In the neighbouring Albertina – the former palace of Duke Albert of Saxe-Teschen – and the Vienna State Opera across the street, opulent salons can still be found to this day. These rooms served as private retreats for the lady or master of the house and could also function as intimate reception rooms, for example on opera visits by the emperor and empress. The tea-room at the Heidi Horten Collection continues this tradition, combining private and public, while simultaneously serving as a mirror for the collector and patron Heidi Goëss-Horten, her love of art and her desire to bring together old and new.
The artists in conversation about their interventions for the museum.
HANS KUPELWIESER
Kupelwiesers works seem trying to turn "natural" properties of surfaces or structures into their opposite. This becomes particularly clear with his inflated aluminum sculptures, which are installed oversized in the outdoor space. They appear light and fragile, as if they would float away like balloons untied.

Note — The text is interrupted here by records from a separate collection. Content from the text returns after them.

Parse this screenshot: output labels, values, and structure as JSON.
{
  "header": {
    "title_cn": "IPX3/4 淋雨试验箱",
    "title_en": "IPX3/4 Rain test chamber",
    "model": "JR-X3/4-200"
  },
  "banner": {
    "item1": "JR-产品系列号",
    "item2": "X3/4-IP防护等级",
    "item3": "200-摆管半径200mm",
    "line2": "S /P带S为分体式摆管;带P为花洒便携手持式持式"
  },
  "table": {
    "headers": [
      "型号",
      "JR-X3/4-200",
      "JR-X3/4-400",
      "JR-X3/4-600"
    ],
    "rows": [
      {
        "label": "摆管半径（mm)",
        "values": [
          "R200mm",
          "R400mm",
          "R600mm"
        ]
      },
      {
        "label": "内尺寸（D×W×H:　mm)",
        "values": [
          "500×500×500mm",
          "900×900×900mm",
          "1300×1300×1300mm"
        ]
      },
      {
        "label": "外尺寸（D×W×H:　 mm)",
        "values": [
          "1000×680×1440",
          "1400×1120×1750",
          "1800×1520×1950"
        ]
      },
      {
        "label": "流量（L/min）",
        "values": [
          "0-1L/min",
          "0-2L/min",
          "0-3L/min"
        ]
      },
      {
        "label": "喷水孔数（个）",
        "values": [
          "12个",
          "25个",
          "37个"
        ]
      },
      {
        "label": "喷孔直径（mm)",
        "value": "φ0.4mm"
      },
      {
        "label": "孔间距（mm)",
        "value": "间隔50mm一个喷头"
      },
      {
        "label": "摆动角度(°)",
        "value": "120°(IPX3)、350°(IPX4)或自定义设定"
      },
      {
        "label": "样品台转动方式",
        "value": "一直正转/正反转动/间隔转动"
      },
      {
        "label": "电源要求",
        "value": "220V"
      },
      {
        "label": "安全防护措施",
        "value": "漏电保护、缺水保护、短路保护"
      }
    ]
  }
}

Hans Kupelwieser - Ceiling relief
Untitled, 2022 Photo © kunst-dokumentation.com/Manuel Carreon Lopez Heidi Horten Collection, © Bildrecht, Vienna 2022



Markus Schinwald - Vitrine wall
MARKUS SCHINWALD
Markus Schinwald was invited to develop a form for the presentation of small-format treasures from the Heidi Horten Collection for the Tea Room. His concept envisages a textile-covered showcase wall, behind which handicraft objects are displayed on racks. They can be viewed through gold-framed, glass portholes that run through the entire wall and allow viewers to immerse themselves in another collection area by bending and stretching.
Museum restrooms
ANDREAS DUSCHA
Historical events and incidents, with facts between phenomenon and absurdity, form the point of departure for the work of Andreas Duscha. In it, the artist frequently foregrounds the trivial and the seemingly insignificant to highlight greater historical contexts and their impacts on humanity and society. Conceptual approaches intertwine with experiments in materials and techniques, which he examines in terms of their aesthetic qualities. His work with analogue, sometimes antiquated photographic techniques, reproduction processes and silver-nitrate mirrors represents a constant in his artistic practice.

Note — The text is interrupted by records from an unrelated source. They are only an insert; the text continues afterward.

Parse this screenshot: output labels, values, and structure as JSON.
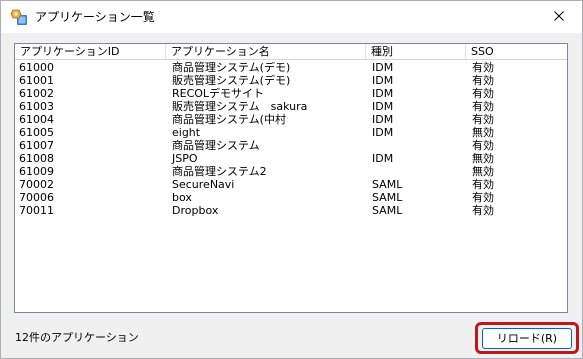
{
  "window": {
    "title": "アプリケーション一覧",
    "icon": "app-window-icon",
    "close_icon": "close-icon"
  },
  "table": {
    "columns": [
      "アプリケーションID",
      "アプリケーション名",
      "種別",
      "SSO"
    ],
    "rows": [
      {
        "id": "61000",
        "name": "商品管理システム(デモ)",
        "type": "IDM",
        "sso": "有効"
      },
      {
        "id": "61001",
        "name": "販売管理システム(デモ)",
        "type": "IDM",
        "sso": "有効"
      },
      {
        "id": "61002",
        "name": "RECOLデモサイト",
        "type": "IDM",
        "sso": "有効"
      },
      {
        "id": "61003",
        "name": "販売管理システム　sakura",
        "type": "IDM",
        "sso": "有効"
      },
      {
        "id": "61004",
        "name": "商品管理システム(中村",
        "type": "IDM",
        "sso": "有効"
      },
      {
        "id": "61005",
        "name": "eight",
        "type": "IDM",
        "sso": "無効"
      },
      {
        "id": "61007",
        "name": "商品管理システム",
        "type": "",
        "sso": "有効"
      },
      {
        "id": "61008",
        "name": "JSPO",
        "type": "IDM",
        "sso": "無効"
      },
      {
        "id": "61009",
        "name": "商品管理システム2",
        "type": "",
        "sso": "無効"
      },
      {
        "id": "70002",
        "name": "SecureNavi",
        "type": "SAML",
        "sso": "有効"
      },
      {
        "id": "70006",
        "name": "box",
        "type": "SAML",
        "sso": "有効"
      },
      {
        "id": "70011",
        "name": "Dropbox",
        "type": "SAML",
        "sso": "有効"
      }
    ]
  },
  "status": {
    "count_text": "12件のアプリケーション"
  },
  "buttons": {
    "reload_label": "リロード(R)"
  },
  "colors": {
    "highlight": "#c0171c",
    "button_border": "#0067c0"
  }
}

For the corridors to the museum restrooms, the artist produced four works featuring mirrors he manufactured using a formula from the seventeenth century. Each of the works portrays bouquets or arrangements of various flowers and plants as representations of societal crises. One bouquet is composed of flowers which gave their name to political upheavals, such as the Carnation Revolution in Portugal in 1974, the Tulip Revolution in Kyrgyzstan in 2005 or the Rose Revolution in Georgia in 2003. Another refers to the Dutch “Tulip Mania” of 1637, during which tulips were used as tools for speculation and which can now be viewed as the first financial bubble in history. A further work is concerned with neophytes, invasive, non-native plant species which negatively impact ecosystem biodiversity. The fourth mirror portrays mythological plants which, like the opium poppy, have consciousness-altering properties.